Der liberale Wählerblock steht auch für die FDP zur Verfügung, gleichwohl auf niedrigerem Niveau als bei den Grünen. Moderne Autonomie, moralischer Ernst, bürgerliche Solidität und gemeinwohlorientierter Kaufmannsgeist finden sich auch bei der FDP. Grüne und gelbe Liberale haben viele Schnittmengen. Sie spielten nur früher an ganz unterschiedlichen Stellen auf den Schulhöfen – nie zusammen. Sie trennen Milieus und Auftritte, weniger die Fragen der Liberalität. Aber im Dilemma-Management zwischen Freiheit und Gesundheit, setzen sich die FDP, anders als die Grünen, deutlicher für die Freiheit in der Abwägung ein. Grundsätzlich agiert die FDP in der Corona-Politik aus der Defensive. Denn staatsbeseelte Wähler, die darauf setzen, dass der Staat sie persönlich und finanziell schützt und rettet, kann eine Partei, die mehr auf individuelle Freiheit setzt, nur schwer einsammeln. Die Linke wird dann profitieren, wenn die Post-Corona Zeit zu größeren sozialen Verwerfungen führen könnte, was allerdings Berlin mit hohem finanziellen Aufwand versucht, zu verhindern. Grundsätzlich hat politisch linkes Denken in der Pandemie Zulauf: Staat statt Markt klingt dabei wie eine resilienzermöglichende Perspektive. Es zeigt, wie sich weltweit das ökonomische Denken auf der links-rechts Achse nach links verschoben hat.

Das Superwahljahr folgt einer ausseralltäglichen Logik. Es bleibt eigenartig einzigartig. Die Grundstimmung changiert zwischen einem Enthusiasmus des Positiven und der Wehmut des Vorsichtigen: sorgenvoll zufrieden oder zufrieden im Unbehagen?
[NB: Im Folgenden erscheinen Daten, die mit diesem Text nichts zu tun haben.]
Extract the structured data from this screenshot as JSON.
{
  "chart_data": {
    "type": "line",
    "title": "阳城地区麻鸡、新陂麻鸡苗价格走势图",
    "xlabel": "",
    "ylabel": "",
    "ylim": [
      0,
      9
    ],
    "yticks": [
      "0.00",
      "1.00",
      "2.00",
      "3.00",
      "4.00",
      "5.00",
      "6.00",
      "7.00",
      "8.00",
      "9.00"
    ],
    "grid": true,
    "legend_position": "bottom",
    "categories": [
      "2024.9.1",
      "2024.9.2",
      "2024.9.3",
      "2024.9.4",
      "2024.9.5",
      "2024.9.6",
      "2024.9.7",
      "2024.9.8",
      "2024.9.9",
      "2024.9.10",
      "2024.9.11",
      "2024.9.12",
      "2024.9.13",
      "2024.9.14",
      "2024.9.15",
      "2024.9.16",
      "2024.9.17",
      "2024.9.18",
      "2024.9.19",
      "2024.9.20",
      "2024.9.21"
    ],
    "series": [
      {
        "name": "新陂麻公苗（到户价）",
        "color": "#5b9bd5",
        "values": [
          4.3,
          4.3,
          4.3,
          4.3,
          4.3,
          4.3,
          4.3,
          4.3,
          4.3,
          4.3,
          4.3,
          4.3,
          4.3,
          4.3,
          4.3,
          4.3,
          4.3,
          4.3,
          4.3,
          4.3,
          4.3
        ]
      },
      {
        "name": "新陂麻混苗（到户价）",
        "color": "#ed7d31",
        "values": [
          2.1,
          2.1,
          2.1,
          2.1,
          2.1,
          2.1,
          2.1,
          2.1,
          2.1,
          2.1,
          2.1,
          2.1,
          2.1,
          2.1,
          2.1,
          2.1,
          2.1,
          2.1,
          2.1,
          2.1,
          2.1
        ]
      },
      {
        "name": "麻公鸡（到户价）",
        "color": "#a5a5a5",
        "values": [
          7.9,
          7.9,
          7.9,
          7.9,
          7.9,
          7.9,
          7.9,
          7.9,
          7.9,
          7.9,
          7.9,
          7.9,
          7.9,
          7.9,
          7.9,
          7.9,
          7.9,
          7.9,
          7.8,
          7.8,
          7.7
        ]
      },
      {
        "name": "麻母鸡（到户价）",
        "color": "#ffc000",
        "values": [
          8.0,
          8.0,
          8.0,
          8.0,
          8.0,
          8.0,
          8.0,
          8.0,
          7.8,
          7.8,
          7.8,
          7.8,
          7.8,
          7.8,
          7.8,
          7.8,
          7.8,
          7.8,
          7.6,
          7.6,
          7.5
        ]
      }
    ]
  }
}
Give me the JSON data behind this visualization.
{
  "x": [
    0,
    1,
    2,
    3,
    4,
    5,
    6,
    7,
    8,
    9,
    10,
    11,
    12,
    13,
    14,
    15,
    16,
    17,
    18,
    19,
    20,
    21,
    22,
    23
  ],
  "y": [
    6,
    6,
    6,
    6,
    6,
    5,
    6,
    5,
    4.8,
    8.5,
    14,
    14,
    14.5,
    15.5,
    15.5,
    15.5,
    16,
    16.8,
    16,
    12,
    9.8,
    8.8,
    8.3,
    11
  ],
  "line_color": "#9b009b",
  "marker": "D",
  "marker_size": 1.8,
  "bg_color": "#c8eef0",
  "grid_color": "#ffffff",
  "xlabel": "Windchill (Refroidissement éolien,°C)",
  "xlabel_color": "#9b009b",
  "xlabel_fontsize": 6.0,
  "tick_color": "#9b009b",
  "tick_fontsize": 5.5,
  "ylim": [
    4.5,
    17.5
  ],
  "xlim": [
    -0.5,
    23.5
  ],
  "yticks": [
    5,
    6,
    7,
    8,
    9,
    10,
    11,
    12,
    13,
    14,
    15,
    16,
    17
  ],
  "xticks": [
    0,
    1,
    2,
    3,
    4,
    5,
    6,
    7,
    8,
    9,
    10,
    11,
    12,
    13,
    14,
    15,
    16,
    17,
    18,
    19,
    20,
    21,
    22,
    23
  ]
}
Das stellt Wahl‑, Parteien, Regierungsforschung vor besondere Herausforderungen. Die gewählten Parteien folgen im Setting des Bundestages vermutlich erneut einem polarisiertem Pluralismus. Die Radikalisierung im Parteienspektrum bleibt der AfD vorbehalten, die lösungsorientiert zur Corona-Politik wenig beizutragen hat. Die politische Mitte wird sich weiterhin ausdifferenzieren, aber nicht kleiner, sondern eher größer werden. Ob der Bundespräsident erneut der zentrale Kanzlermacher einer neuen Regierungsformation sein wird, bleibt spekulativ (Korte 2019). Mit seiner Reservemacht steht er mehr denn jemals zuvor als Möglichkeitsmacher bereit, sollte sich eine blockierte Regierungsbildung abzeichnen. Mit Corona-Kreativität und ohne die Corona-Titanin wird er dann Auswege finden müssen.

Sorgenvolle Zufriedenheit? Was folgt aus dieser Stimmung des Zufriedenseins („wir haben es geschafft“) im Unbehagen (vom falschen Erwartungsmanagement der Bundesregierung bis zum Mißmanagement bei den Lockerungen)? In solchen Zeiten kommt der Rolle der Demoskopie eine zusätzliche Bedeutung als strategisches Potenzial der Wahlkampfführung zu. Denn sie formiert nicht nur Momentaufnahmen – auch des sozial Erwünschten – sondern sie fixiert auch Haltepunkte in einer extremen Zeit der Ungewißheit mit einem unsichtbaren Feind.